Le Ministère d’État, Ministère de la Fonction Publique et de la Modernisation de l’Administration a démenti lundi les rumeurs selon lesquelles les affectations des médecins généralistes, chirurgiens-dentistes et pharmaciens admis aux concours de recrutement 2024 seraient bloquées. Ces allégations, largement relayées sur les réseaux sociaux, notamment Facebook, avaient suscité inquiétude et interrogations au sein du corps médical et du public.
9 058 admis concernés
Dans un communiqué daté du 8 septembre 2025, le ministère précise que le gouvernement est engagé à fournir aux administrations « des fonctionnaires efficaces, compétents et disciplinés », capables de répondre avec professionnalisme aux besoins des populations. Selon le communiqué, toute incompréhension autour des affectations relève d’une méconnaissance du programme de formation obligatoire instauré par l’État pour les nouveaux admis aux concours administratifs.
𝐂𝐎𝐌𝐌𝐔𝐍𝐈𝐐𝐔𝐄
Des déclarations récurrentes sur un prétendu blocage des affectations des médecins généralistes, chirurgiens-dentistes et pharmaciens, admis aux concours de recrutement organisés par le Ministère en charge de la Fonction Publique, au titre de l’année 2024 pic.twitter.com/gf1RMEjCTw
Ce programme, appelé « Formation en Administration de Base », a été mis en place depuis 2015. Il est destiné à tous les admis aux concours administratifs, quelle que soit leur spécialité, lorsqu’ils ne sont pas titulaires de diplômes délivrés par les établissements de formation de fonctionnaires. D’une durée de trois à six mois, il vise à doter les participants des connaissances et compétences nécessaires pour comprendre le fonctionnement de l’administration publique et exercer leurs fonctions de manière efficace.
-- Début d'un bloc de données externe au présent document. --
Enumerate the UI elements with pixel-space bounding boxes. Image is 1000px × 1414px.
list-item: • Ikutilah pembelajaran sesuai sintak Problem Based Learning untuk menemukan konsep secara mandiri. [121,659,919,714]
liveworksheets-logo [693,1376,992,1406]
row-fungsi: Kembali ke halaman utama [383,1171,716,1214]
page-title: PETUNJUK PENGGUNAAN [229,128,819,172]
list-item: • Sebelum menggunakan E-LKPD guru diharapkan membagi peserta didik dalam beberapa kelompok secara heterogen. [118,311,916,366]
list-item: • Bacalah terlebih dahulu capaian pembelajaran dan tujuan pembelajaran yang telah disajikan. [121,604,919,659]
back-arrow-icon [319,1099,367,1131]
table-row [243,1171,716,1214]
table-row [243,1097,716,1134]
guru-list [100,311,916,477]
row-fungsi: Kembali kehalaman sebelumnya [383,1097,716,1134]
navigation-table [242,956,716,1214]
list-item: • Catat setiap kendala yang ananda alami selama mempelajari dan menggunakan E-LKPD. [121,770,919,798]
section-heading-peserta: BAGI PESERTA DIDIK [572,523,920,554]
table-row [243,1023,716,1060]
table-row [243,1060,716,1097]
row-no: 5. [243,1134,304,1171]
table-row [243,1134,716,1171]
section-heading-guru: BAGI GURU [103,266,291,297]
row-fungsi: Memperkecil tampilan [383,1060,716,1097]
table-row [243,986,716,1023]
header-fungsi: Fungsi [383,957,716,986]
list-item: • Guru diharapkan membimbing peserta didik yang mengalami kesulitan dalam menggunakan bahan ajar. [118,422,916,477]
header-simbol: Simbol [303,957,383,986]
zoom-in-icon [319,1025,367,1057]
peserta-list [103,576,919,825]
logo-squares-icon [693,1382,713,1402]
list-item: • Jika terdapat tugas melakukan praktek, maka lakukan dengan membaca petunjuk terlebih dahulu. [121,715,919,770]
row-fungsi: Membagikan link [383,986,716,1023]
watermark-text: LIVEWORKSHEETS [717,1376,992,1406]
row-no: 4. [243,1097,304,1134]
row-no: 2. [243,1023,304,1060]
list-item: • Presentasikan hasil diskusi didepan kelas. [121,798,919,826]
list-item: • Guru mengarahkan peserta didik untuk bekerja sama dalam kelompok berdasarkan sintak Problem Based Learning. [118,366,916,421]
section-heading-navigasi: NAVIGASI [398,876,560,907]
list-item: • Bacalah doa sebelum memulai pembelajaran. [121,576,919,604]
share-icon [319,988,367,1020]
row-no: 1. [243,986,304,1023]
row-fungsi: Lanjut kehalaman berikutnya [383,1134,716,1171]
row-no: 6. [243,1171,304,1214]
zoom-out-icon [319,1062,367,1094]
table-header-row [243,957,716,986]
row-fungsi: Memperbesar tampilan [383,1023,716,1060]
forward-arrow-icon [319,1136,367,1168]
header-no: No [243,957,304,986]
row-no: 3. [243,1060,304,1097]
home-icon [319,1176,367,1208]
Pour la session 2024, le ministère indique que 9 058 admis ont été concernés par cette formation. Parmi eux, 585 sont des cadres de santé, mais seulement 109 ont accepté de suivre effectivement le programme. Certains d’entre eux ont déjà terminé leur formation et seront prochainement affectés à leurs postes.
« Une exigence légale »
Le ministère souligne que cette formation est « une exigence légale et réglementaire », prévue par la loi n°2023-892 du 23 novembre 2023 portant Statut Général de la Fonction Publique, ainsi que par le décret n°2025-120 du 26 février 2025 définissant ses modalités d’application.
« C’est une disposition à laquelle ne peuvent se soustraire les admis aux concours administratifs de la Fonction Publique, et constitue une condition préalable à l’affectation. », précise le communiqué.
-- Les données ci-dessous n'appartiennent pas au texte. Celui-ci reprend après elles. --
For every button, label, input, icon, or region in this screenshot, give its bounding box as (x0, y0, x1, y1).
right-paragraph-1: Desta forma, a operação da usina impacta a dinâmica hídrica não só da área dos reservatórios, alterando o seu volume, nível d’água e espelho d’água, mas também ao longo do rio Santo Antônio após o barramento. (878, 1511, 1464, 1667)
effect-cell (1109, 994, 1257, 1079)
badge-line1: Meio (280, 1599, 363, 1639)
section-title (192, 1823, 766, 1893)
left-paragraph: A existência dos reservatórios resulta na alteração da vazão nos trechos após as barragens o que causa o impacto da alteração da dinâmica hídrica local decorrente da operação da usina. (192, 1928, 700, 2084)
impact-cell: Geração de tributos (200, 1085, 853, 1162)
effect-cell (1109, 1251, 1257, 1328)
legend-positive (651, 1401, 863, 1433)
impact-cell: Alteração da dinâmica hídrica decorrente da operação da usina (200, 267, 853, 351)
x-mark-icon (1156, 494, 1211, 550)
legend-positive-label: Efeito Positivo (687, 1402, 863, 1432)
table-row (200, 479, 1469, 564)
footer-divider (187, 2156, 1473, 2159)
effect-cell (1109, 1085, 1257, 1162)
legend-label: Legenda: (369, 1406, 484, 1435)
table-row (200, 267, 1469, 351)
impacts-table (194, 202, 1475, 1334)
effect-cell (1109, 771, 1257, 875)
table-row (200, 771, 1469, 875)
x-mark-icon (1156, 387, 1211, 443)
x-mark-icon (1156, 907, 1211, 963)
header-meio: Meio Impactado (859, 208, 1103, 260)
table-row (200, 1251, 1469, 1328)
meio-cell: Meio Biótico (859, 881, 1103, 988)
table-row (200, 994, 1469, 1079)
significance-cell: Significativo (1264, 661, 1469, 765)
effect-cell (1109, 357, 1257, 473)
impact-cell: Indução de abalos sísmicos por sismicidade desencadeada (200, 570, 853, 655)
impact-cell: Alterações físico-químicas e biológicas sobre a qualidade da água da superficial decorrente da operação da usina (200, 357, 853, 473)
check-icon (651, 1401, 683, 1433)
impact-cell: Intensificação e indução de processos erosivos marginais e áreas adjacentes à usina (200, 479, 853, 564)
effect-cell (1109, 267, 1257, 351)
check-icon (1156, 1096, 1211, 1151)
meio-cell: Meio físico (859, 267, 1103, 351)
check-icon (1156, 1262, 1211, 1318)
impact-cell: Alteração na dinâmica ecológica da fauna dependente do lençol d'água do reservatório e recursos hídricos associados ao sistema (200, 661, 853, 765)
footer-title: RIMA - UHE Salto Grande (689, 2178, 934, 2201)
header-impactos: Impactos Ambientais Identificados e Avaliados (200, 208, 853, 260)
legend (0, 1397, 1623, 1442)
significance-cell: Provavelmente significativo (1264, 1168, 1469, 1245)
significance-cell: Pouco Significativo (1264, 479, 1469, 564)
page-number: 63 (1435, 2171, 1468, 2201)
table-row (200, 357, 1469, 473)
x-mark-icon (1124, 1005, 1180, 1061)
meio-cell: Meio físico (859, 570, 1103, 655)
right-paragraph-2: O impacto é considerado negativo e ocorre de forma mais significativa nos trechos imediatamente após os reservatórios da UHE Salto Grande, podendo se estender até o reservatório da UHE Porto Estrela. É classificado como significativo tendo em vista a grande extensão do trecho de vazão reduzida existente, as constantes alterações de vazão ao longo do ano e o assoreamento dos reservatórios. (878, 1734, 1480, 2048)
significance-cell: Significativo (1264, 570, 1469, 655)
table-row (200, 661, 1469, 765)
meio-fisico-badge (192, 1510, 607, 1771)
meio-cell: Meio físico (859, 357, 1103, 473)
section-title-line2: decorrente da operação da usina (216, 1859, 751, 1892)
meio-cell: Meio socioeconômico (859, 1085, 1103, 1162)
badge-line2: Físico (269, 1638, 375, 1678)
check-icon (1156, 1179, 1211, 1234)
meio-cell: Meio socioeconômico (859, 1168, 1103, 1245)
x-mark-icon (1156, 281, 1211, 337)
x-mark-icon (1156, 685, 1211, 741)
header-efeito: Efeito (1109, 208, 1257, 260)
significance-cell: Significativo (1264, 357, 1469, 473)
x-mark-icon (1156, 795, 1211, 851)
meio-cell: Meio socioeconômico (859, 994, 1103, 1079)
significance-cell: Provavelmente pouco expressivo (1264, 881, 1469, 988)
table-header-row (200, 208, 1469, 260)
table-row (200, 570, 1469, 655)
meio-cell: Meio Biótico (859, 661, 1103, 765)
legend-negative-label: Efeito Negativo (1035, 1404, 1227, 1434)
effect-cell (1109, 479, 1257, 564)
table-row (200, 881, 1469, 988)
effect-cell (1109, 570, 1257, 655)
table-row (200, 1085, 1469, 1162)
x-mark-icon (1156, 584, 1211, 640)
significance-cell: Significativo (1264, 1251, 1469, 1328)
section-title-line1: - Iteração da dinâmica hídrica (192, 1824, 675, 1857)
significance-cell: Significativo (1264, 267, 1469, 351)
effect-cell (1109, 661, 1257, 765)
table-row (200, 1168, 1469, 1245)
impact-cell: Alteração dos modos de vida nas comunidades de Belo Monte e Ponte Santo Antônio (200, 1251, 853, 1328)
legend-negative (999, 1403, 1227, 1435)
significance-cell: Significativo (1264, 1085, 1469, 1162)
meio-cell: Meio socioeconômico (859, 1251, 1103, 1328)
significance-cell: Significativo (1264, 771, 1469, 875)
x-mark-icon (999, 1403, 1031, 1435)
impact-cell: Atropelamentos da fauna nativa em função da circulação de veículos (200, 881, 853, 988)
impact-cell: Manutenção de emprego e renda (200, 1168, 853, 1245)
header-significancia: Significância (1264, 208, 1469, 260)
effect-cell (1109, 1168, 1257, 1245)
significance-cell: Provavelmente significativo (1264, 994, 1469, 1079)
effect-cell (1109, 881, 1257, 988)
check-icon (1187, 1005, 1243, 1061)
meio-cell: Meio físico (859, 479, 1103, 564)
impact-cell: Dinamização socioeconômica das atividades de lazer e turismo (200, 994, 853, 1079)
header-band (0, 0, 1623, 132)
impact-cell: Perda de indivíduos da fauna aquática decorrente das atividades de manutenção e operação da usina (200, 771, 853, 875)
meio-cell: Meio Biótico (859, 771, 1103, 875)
Le ministère avertit ainsi que quiconque refuse de suivre cette formation ne pourra bénéficier d’une affectation dans un service. Selon Nasséré Kaba, Directeur de Cabinet, signataire du communiqué pour le compte du Ministre d’État, « la formation en administration de base est un passage obligatoire, non une sanction ou un blocage arbitraire ».Cette clarification intervient alors que les réseaux sociaux bruissent depuis plusieurs jours de critiques et de supposés blocages concernant les affectations des nouveaux fonctionnaires de santé. Des publications évoquant un prétendu retard ou un favoritisme ont alimenté la confusion, suscitant des réactions d’inquiétude parmi les admis et leurs familles.
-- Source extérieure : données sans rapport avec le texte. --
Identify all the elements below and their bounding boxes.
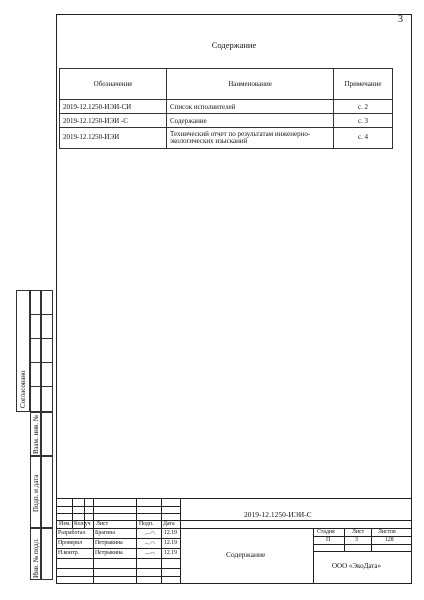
stamp-doc-code: 2019-12.1250-ИЭИ-С (244, 510, 312, 519)
table-header-row (60, 69, 393, 100)
sign-date-label: Подп. и дата (32, 474, 40, 512)
inv-original-value-cell (41, 528, 53, 580)
header-note: Примечание (334, 69, 393, 100)
row-note: с. 4 (334, 128, 393, 149)
grid-divider (30, 362, 53, 363)
agreed-label: Согласовано (19, 370, 27, 408)
grid-divider (30, 338, 53, 339)
role-checked: Проверил (58, 540, 83, 546)
date-checked: 12.19 (164, 540, 178, 546)
header-designation: Обозначение (60, 69, 167, 100)
inv-replace-label: Взам. инв. № (32, 414, 40, 454)
inv-replace-value-cell (41, 412, 53, 456)
header-name: Наименование (167, 69, 334, 100)
name-checked: Петрыкина (95, 540, 123, 546)
name-norm-control: Петрыкина (95, 550, 123, 556)
label-sheets: Листов (378, 529, 396, 535)
stamp-doc-name: Содержание (226, 550, 266, 559)
label-stage: Стадия (317, 529, 335, 535)
title-block (56, 498, 412, 584)
organization-name: ООО «ЭкоДата» (332, 562, 382, 570)
row-designation: 2019-12.1250-ИЭИ-СИ (60, 100, 167, 114)
table-row (60, 100, 393, 114)
role-norm-control: Н.контр. (58, 550, 80, 556)
row-note: с. 3 (334, 114, 393, 128)
inv-original-label: Инв. № подл. (32, 538, 40, 578)
row-designation: 2019-12.1250-ИЭИ -С (60, 114, 167, 128)
grid-cell (41, 290, 53, 412)
row-name: Содержание (167, 114, 334, 128)
contents-table (59, 68, 393, 149)
grid-divider (30, 386, 53, 387)
grid-divider (30, 314, 53, 315)
col-signature: Подп. (139, 521, 154, 527)
value-sheet: 3 (355, 537, 358, 543)
date-developed: 12.19 (164, 530, 178, 536)
signature-mark (144, 531, 156, 536)
name-developed: Брагина (95, 530, 115, 536)
col-qty: Кол.уч (74, 521, 91, 527)
col-sheet: Лист (96, 521, 109, 527)
col-change: Изм. (59, 521, 71, 527)
value-sheets-total: 128 (385, 537, 394, 543)
signature-mark (144, 551, 156, 556)
document-title: Содержание (211, 40, 257, 50)
label-sheet: Лист (352, 529, 365, 535)
table-row (60, 128, 393, 149)
row-name: Технический отчет по результатам инженерно-экологических изысканий (167, 128, 334, 149)
sign-date-value-cell (41, 456, 53, 528)
row-note: с. 2 (334, 100, 393, 114)
col-date: Дата (163, 521, 175, 527)
table-row (60, 114, 393, 128)
row-designation: 2019-12.1250-ИЭИ (60, 128, 167, 149)
value-stage: П (326, 537, 331, 543)
page-number: 3 (398, 14, 403, 25)
row-name: Список исполнителей (167, 100, 334, 114)
grid-cell (30, 290, 41, 412)
signature-mark (144, 541, 156, 546)
role-developed: Разработал (58, 530, 86, 536)
date-norm-control: 12.19 (164, 550, 178, 556)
Le ministère appelle à une lecture attentive des textes réglementaires et à la patience, rappelant que l’affectation des nouveaux fonctionnaires intervient systématiquement après l’achèvement du programme de formation. Selon le communiqué, le gouvernement reste attaché à « la transparence, l’équité et la diligence » dans la gestion des carrières des fonctionnaires.